🤖 AI Summary
This work addresses the limitations of traditional visual model predictive control (MPC), which relies on target images for planning and thus struggles in novel environments where such targets are unavailable, while also lacking natural language interaction and semantic generalization capabilities. To overcome these challenges, the authors propose the Grounded World Model (GWM), which integrates pretrained vision encoders—such as DINO or JEPA—with vision-language aligned embeddings within a shared latent space. Planning is achieved by scoring action proposals based on the similarity between predicted future states and task instruction embeddings, eliminating the need for target images. This enables MPC to directly reason from natural language instructions. Evaluated on the WISER benchmark with 288 unseen tasks, GWM achieves an 87% success rate, substantially outperforming conventional vision-language policies, which attain only 22%.
📝 Abstract
In Model Predictive Control (MPC), world models predict the future outcomes of various action proposals, which are then scored to guide the selection of the optimal action. For visuomotor MPC, the score function is a distance metric between a predicted image and a goal image, measured in the latent space of a pretrained vision encoder like DINO and JEPA. However, it is challenging to obtain the goal image in advance of the task execution, particularly in new environments.
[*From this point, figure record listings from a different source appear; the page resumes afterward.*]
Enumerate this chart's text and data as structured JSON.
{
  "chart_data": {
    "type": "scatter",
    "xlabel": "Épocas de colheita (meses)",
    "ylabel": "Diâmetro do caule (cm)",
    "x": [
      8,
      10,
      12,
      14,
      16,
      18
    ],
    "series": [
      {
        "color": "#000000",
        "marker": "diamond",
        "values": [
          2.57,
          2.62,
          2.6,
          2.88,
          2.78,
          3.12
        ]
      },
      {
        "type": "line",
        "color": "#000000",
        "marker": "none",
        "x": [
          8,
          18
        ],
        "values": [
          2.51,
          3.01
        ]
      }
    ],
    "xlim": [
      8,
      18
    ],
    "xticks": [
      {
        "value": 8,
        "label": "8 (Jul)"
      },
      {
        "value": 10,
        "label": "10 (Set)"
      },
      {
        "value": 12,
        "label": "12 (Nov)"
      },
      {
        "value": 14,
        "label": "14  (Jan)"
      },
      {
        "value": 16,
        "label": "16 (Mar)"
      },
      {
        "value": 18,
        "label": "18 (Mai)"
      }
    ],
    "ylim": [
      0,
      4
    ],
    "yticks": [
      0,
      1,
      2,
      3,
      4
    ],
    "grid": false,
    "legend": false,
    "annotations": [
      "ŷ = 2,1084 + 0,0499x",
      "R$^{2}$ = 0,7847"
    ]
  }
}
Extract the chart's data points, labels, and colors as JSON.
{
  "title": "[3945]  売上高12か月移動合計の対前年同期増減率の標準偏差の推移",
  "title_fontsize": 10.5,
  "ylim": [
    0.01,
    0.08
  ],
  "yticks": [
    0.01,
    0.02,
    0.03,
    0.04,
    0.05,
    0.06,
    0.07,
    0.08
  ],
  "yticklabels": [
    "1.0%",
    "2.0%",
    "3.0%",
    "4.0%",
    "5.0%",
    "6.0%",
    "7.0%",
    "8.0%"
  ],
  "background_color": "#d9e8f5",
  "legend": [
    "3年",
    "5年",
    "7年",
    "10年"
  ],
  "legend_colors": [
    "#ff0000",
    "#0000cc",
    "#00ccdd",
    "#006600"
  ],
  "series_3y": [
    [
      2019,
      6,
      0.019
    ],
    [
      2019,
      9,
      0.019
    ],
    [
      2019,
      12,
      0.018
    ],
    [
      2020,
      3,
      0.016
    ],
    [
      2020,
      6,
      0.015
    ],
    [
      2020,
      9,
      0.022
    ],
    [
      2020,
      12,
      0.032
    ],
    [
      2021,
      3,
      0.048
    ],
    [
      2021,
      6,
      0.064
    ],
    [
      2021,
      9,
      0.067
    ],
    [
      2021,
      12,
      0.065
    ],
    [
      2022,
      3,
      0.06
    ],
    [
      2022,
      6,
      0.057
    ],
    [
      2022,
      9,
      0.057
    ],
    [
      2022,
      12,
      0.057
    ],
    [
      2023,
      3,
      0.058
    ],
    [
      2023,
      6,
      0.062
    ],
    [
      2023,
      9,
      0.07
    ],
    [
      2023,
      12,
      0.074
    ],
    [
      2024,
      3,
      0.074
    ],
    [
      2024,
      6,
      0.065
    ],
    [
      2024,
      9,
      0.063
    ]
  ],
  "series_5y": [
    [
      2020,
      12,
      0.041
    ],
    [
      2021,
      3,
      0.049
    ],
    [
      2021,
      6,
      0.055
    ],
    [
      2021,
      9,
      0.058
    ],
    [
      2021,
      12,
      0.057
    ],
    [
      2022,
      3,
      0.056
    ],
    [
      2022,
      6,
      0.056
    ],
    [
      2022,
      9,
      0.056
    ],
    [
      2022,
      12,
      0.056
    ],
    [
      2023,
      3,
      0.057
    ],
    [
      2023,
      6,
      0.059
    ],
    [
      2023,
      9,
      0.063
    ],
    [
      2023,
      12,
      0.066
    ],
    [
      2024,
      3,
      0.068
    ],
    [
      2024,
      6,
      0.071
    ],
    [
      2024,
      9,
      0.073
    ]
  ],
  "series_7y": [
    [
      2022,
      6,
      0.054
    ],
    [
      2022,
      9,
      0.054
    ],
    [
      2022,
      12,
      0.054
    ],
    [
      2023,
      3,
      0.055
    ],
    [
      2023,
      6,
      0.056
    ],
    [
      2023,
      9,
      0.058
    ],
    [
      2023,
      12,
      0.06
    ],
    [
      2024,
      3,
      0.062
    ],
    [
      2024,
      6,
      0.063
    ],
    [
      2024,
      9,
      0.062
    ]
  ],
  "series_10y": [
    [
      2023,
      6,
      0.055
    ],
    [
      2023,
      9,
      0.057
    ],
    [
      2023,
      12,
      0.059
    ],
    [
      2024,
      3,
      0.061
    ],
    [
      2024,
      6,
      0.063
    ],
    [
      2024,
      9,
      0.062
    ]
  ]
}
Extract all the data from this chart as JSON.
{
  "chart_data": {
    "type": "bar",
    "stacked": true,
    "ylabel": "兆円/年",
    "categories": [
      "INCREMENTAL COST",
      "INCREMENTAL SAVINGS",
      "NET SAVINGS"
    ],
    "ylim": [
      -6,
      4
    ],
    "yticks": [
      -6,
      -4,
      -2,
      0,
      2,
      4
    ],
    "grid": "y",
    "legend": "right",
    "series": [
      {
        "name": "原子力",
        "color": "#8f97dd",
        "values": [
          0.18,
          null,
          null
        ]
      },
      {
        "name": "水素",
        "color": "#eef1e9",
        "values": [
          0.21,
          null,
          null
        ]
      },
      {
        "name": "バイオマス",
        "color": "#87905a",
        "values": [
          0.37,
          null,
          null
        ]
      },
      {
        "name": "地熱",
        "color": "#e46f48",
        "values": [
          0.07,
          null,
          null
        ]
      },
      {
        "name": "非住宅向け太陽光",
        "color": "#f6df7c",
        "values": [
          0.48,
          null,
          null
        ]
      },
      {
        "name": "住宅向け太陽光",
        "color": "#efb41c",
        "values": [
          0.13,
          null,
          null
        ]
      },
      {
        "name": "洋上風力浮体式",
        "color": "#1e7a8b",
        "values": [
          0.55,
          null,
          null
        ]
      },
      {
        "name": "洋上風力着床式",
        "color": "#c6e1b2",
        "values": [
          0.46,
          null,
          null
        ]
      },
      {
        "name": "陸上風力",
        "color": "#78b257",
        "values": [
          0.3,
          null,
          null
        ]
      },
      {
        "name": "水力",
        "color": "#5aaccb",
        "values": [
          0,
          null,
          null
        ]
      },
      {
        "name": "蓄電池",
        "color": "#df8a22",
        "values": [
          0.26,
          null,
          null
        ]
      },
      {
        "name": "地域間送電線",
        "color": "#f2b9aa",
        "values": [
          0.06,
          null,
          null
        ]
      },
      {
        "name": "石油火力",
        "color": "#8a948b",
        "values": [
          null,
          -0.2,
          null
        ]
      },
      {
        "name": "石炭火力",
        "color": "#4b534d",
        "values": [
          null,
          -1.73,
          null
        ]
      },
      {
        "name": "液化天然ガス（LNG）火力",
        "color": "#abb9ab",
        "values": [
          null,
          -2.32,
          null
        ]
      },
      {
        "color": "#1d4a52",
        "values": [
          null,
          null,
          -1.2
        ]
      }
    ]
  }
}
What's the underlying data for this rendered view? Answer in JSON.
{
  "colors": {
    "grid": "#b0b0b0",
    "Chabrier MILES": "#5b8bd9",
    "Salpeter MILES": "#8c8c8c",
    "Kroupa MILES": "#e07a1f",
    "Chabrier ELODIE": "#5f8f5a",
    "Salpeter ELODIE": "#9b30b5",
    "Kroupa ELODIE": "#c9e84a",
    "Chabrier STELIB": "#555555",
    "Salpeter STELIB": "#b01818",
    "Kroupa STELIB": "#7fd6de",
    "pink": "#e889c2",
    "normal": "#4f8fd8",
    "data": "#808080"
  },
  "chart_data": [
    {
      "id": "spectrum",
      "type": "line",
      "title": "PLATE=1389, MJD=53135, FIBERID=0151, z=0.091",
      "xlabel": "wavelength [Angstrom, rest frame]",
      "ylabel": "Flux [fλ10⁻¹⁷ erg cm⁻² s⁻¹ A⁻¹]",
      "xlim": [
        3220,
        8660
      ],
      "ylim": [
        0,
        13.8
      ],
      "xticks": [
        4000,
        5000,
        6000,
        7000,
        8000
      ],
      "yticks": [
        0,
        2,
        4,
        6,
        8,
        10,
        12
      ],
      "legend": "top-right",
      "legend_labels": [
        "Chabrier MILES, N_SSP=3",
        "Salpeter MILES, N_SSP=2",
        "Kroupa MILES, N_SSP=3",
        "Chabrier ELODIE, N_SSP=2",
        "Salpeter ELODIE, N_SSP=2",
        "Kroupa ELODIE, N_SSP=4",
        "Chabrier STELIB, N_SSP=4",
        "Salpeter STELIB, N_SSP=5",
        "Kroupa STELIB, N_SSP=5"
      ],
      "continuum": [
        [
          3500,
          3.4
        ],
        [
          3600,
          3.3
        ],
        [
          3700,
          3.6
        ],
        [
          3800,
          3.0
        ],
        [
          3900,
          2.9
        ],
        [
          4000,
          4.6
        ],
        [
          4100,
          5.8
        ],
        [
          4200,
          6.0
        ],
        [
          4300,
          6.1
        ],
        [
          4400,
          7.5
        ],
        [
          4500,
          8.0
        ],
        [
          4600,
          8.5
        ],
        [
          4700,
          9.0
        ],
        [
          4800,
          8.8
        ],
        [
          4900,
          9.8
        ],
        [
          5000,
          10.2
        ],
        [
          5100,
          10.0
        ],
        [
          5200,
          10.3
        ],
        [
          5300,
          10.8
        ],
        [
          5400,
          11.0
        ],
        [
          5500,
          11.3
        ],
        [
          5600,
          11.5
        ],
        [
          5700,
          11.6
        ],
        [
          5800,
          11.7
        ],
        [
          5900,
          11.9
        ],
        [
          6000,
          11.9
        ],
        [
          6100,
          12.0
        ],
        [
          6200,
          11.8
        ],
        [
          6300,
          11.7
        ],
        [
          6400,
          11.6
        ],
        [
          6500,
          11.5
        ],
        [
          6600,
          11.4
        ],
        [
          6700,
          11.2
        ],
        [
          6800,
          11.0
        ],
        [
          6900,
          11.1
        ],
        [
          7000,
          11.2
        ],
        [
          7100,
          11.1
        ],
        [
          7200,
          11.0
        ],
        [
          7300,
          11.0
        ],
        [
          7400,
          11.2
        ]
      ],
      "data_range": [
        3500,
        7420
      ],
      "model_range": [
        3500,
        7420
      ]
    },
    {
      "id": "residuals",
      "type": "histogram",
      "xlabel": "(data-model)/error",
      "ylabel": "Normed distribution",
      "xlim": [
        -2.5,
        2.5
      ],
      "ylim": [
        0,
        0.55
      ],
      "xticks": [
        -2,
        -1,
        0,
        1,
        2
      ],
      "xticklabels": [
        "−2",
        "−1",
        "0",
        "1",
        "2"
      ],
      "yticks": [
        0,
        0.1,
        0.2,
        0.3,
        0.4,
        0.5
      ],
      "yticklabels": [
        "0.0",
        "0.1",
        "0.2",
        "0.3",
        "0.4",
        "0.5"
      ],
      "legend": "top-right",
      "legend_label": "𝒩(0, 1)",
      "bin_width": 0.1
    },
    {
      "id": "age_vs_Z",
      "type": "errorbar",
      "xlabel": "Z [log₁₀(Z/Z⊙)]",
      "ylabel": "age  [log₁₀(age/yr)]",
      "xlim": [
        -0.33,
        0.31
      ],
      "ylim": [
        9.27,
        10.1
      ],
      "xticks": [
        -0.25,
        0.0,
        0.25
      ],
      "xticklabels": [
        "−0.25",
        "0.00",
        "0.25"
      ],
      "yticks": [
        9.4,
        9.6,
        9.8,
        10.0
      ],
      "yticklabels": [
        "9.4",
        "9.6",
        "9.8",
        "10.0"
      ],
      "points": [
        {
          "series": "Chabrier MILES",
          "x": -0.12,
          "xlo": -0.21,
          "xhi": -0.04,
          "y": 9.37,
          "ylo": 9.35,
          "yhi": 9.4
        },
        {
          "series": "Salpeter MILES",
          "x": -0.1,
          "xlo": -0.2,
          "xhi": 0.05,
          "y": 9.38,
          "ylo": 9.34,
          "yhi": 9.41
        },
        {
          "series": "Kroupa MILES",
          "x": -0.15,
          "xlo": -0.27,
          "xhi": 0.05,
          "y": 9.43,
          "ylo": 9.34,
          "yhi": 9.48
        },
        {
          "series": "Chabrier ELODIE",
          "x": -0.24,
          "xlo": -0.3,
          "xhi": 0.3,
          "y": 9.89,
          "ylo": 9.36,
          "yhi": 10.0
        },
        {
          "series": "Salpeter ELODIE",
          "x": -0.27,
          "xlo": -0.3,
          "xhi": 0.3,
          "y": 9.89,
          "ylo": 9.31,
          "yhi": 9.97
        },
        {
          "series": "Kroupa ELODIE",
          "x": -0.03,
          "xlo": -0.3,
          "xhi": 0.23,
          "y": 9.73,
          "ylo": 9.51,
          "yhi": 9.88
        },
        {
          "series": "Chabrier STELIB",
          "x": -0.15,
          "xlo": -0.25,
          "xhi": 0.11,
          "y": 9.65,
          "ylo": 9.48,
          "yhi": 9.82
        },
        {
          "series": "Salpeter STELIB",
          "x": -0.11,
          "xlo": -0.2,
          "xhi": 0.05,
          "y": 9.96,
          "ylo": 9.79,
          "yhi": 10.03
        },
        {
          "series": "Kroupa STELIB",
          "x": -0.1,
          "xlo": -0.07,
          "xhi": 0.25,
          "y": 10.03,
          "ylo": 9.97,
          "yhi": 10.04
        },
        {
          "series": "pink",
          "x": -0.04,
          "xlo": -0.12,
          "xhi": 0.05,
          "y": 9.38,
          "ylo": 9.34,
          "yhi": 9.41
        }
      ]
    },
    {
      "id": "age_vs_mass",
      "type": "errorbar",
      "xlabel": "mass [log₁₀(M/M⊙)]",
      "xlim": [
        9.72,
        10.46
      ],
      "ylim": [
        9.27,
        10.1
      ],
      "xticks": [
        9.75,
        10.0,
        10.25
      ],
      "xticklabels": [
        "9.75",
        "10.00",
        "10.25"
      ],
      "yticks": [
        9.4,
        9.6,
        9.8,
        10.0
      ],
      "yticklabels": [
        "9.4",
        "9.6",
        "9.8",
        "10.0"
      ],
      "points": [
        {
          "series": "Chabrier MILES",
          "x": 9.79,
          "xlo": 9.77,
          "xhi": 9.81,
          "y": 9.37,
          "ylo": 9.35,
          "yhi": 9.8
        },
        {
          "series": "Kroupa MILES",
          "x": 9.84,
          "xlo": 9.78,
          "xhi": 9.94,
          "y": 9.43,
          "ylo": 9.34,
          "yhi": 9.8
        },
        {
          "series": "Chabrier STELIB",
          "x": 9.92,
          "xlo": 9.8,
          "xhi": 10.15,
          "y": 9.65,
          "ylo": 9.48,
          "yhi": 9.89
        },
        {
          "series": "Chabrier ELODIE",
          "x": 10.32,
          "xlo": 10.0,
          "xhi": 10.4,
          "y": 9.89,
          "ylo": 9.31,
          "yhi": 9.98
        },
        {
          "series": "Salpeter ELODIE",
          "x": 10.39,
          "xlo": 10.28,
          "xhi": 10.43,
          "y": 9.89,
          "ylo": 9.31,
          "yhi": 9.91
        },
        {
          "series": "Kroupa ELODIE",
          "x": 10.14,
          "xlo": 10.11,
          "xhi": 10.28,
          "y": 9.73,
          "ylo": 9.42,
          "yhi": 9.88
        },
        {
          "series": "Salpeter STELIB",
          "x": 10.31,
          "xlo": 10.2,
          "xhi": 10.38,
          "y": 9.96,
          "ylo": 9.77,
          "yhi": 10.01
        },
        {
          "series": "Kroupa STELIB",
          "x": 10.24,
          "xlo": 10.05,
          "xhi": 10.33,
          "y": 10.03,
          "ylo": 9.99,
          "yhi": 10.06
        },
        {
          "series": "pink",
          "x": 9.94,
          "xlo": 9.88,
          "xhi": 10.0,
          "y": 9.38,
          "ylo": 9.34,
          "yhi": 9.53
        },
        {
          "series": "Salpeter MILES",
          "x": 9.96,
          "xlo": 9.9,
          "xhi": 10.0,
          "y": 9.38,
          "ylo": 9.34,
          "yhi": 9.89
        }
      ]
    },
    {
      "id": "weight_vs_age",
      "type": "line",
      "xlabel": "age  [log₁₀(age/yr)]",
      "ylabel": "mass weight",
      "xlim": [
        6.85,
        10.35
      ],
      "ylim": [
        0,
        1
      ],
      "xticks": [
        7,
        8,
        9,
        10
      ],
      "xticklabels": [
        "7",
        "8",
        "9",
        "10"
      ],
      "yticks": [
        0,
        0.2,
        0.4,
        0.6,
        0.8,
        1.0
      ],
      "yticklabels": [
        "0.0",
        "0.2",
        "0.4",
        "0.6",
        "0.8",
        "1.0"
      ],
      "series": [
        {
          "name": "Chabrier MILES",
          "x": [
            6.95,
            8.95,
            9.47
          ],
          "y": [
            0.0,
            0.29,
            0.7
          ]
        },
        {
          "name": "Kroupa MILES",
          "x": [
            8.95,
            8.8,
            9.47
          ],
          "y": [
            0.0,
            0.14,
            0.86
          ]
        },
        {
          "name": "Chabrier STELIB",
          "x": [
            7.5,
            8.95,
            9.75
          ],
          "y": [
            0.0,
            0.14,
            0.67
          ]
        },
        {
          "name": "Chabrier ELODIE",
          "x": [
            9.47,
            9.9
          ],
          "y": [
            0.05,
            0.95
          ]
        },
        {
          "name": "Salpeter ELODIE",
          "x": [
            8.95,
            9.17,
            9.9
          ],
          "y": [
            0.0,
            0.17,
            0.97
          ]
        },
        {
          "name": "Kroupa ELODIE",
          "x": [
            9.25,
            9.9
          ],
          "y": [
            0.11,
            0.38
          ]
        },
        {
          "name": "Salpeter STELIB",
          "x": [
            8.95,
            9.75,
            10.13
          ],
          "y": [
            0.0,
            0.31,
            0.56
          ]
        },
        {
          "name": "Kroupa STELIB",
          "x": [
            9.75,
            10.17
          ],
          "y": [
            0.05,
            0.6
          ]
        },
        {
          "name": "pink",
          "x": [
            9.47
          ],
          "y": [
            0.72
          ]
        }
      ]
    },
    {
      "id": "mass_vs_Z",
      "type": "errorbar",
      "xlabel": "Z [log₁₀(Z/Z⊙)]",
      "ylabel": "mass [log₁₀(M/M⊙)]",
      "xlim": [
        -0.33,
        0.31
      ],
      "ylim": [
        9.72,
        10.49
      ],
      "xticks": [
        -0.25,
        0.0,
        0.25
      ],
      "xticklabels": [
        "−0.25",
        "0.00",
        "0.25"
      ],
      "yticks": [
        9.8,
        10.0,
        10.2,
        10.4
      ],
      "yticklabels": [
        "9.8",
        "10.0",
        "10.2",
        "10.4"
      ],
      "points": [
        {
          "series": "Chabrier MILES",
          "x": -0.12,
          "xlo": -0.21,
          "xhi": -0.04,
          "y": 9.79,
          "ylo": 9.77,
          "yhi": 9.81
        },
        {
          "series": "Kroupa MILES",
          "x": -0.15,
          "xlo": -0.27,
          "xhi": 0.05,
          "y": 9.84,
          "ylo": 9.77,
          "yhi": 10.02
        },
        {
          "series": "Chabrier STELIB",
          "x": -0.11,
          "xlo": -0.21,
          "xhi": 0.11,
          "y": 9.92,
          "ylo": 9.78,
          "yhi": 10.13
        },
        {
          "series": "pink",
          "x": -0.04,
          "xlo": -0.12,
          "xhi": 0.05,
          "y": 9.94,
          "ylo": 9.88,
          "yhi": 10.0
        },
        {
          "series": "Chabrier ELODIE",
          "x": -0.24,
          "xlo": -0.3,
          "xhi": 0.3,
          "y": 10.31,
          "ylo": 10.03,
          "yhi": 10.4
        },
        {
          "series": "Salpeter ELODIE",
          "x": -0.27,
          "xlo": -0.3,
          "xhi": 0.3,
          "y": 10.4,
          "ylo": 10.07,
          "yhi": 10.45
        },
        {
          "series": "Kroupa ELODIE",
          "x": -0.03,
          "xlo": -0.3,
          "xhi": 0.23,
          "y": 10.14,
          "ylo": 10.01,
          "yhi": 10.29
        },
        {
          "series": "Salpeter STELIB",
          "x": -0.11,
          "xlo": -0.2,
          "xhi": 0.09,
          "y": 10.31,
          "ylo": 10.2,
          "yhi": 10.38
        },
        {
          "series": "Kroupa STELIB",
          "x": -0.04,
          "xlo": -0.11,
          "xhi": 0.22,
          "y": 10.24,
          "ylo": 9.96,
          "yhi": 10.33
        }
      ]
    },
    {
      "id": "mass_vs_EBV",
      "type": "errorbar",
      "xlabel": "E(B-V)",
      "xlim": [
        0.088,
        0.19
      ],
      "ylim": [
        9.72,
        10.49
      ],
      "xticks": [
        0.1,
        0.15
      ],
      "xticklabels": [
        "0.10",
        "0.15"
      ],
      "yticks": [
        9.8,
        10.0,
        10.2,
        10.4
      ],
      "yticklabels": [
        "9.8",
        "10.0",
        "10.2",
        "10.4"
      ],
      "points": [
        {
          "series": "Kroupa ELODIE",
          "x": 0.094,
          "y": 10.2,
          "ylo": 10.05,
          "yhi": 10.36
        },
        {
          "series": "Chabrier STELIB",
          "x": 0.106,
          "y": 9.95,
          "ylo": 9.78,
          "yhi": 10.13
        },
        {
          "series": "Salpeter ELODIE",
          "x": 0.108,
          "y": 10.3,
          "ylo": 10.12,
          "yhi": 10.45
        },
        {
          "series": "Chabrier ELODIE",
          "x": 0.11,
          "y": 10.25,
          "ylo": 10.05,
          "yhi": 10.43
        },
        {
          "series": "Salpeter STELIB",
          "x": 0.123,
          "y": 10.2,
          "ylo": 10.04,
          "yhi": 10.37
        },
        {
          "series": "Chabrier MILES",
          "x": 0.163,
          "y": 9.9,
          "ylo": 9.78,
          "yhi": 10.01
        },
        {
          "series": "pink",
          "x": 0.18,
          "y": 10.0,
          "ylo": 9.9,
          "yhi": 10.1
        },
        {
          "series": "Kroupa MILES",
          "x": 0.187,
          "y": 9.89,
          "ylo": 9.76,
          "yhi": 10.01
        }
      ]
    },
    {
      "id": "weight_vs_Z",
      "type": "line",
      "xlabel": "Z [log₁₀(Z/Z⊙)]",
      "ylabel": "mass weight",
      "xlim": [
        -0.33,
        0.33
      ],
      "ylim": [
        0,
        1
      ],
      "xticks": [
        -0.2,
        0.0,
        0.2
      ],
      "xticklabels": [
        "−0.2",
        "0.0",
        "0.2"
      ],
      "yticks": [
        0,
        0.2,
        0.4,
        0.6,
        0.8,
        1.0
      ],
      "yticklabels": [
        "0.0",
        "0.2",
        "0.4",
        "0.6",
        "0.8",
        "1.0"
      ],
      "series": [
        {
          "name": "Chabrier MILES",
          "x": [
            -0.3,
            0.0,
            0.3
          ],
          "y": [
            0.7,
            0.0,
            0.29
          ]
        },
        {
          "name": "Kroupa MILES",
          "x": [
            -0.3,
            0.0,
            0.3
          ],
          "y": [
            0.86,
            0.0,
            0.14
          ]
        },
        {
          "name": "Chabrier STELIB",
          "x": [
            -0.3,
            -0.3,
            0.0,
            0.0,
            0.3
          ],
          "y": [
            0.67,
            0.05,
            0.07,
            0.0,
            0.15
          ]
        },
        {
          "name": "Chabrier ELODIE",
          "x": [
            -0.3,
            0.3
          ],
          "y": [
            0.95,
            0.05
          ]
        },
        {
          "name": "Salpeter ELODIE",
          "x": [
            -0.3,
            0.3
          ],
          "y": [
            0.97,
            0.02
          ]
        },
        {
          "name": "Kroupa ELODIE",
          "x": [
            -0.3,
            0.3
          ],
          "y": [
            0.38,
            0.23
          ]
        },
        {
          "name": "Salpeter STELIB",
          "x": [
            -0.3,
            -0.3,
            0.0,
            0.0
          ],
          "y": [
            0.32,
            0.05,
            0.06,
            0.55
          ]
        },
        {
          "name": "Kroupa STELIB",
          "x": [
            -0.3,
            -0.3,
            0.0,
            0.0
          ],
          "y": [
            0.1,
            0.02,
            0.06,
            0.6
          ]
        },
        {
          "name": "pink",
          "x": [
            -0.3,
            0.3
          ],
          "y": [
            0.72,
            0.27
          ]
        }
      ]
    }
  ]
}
Additionally, conveying the goal through an image offers limited interactivity compared with natural language. In this work, we propose to learn a Grounded World Model (GWM) in a vision-language-aligned latent space. As a result, each proposed action is scored based on how close its future outcome is to the task instruction, reflected by the similarity of embeddings. This approach transforms the visuomotor MPC to a VLA that surpasses VLM-based VLAs in semantic generalization. On the proposed WISER benchmark, GWM-MPC achieves a 87% success rate on the test set comprising 288 tasks that feature unseen visual signals and referring expressions, yet remain solvable with motions demonstrated during training. In contrast, traditional VLAs achieve an average success rate of 22%, even though they overfit the training set with a 90% success rate.